CREATE OR REPLACE FUNCTION dba.table_get_info(schema_name_in text, table_name_in text)
RETURNS TABLE (
metric text,
bytes int8,
bytes_pretty text,
bytes_per_row int8
)
LANGUAGE plpgsql AS
$BODY$
DECLARE
v_schema_name text := quote_ident(schema_name_in);
v_table_name text := quote_ident(table_name_in);
-- Erwin Brandstetter
-- https://dba.stackexchange.com/questions/23879/measure-the-size-of-a-postgresql-table-ROW
BEGIN
RAISE NOTICE 'Table: %.%: ', v_schema_name, v_table_name;
RETURN QUERY EXECUTE
'SELECT l.metric,
l.nr AS bytes
, CASE WHEN is_size THEN pg_size_pretty(nr) END AS bytes_pretty
, CASE WHEN is_size THEN nr / NULLIF(x.ct, 0) END AS bytes_per_row
FROM (
SELECT min(tableoid) AS tbl
, count(*) AS ct
, sum(length(t::text)) AS txt_len -- length in characters
FROM ' || v_schema_name || '.' || v_table_name || ' t
) x
CROSS JOIN LATERAL (
VALUES
(true , ''core_relation_size'' , pg_relation_size(tbl))

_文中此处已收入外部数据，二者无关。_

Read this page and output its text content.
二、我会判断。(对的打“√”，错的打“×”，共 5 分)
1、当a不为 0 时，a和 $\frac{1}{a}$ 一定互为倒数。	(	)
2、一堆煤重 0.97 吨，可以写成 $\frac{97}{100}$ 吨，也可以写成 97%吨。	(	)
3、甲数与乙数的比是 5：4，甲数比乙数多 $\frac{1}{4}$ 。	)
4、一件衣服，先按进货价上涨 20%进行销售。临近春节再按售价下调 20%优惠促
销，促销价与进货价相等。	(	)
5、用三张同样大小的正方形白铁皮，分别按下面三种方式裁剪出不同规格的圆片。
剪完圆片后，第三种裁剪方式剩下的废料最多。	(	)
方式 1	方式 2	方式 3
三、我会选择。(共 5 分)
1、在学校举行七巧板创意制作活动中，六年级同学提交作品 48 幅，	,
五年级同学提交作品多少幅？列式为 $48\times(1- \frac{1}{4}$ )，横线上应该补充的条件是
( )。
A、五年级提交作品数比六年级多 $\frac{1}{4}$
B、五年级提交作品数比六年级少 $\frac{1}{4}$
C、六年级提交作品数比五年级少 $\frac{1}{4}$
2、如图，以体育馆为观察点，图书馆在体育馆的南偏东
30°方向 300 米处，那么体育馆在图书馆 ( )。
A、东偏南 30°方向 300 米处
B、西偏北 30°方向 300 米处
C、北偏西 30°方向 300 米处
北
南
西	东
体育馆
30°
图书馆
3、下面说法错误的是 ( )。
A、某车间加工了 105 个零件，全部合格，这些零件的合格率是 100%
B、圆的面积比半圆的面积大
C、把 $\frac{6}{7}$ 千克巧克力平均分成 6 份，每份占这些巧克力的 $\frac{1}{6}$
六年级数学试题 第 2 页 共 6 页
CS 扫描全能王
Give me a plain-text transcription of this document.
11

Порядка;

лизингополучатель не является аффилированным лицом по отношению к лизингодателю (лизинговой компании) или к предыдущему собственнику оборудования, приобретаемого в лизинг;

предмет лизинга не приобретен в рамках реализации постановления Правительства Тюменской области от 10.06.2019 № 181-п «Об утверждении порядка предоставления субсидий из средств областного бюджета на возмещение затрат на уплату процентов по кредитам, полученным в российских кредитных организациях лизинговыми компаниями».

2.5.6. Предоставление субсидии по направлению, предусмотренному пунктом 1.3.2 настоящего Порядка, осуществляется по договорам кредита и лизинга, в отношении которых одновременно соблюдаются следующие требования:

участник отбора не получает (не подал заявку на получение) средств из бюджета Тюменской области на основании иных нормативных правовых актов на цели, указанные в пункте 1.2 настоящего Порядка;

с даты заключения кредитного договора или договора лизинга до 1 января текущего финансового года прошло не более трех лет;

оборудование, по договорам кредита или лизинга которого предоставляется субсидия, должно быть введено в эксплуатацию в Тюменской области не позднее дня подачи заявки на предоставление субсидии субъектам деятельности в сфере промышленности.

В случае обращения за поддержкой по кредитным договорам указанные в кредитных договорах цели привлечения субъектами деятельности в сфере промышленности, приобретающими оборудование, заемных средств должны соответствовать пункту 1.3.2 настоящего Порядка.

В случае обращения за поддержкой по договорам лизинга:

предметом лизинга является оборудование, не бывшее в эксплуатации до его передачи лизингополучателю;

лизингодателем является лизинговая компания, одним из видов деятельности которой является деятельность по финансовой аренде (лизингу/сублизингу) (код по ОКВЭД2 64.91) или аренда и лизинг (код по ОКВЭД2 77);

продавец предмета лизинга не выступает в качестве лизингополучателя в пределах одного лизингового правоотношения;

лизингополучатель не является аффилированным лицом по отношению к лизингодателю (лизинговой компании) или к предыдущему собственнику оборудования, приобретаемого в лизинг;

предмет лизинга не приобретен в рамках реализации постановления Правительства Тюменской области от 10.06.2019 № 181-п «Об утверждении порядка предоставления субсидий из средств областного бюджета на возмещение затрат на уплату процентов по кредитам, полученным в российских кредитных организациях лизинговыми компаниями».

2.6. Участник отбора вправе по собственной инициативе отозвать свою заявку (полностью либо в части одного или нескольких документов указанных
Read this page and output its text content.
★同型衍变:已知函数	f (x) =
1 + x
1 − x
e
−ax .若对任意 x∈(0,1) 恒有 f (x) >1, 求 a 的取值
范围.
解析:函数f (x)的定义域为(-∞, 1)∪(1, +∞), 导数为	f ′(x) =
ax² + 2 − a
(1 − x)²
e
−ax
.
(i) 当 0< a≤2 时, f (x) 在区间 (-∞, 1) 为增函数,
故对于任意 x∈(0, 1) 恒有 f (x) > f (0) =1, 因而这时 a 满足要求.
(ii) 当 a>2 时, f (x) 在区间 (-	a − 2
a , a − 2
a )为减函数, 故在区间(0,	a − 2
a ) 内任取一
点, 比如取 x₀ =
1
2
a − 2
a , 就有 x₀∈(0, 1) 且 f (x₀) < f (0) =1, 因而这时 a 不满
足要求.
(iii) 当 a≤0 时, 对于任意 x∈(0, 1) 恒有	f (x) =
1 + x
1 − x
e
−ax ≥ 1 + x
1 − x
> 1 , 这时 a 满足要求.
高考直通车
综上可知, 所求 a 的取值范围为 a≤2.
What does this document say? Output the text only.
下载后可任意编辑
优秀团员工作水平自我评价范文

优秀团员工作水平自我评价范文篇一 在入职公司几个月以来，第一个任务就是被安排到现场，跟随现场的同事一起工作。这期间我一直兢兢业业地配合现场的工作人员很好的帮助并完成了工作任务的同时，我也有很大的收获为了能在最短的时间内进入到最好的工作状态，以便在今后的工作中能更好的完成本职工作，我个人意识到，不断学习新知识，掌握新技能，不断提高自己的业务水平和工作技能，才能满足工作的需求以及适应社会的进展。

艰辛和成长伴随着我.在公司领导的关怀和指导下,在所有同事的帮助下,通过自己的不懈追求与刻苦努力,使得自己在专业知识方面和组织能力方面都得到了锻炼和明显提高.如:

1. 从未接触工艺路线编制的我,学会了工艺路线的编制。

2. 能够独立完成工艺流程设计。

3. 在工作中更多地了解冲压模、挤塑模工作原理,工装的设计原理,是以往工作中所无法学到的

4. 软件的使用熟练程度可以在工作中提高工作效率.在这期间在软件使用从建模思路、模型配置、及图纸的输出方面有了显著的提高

, (true , ''visibility_map'' , pg_relation_size(tbl, ''vm''))
, (true , ''free_space_map'' , pg_relation_size(tbl, ''fsm''))
, (true , ''table_size_incl_toast'' , pg_table_size(tbl))
, (true , ''indexes_size'' , pg_indexes_size(tbl))
, (true , ''total_size_incl_toast_and_indexes'', pg_total_relation_size(tbl))
, (true , ''live_rows_in_text_representation'' , txt_len)
, (false, ''row_count'' , ct)
, (false, ''live_tuples'' , pg_stat_get_live_tuples(tbl))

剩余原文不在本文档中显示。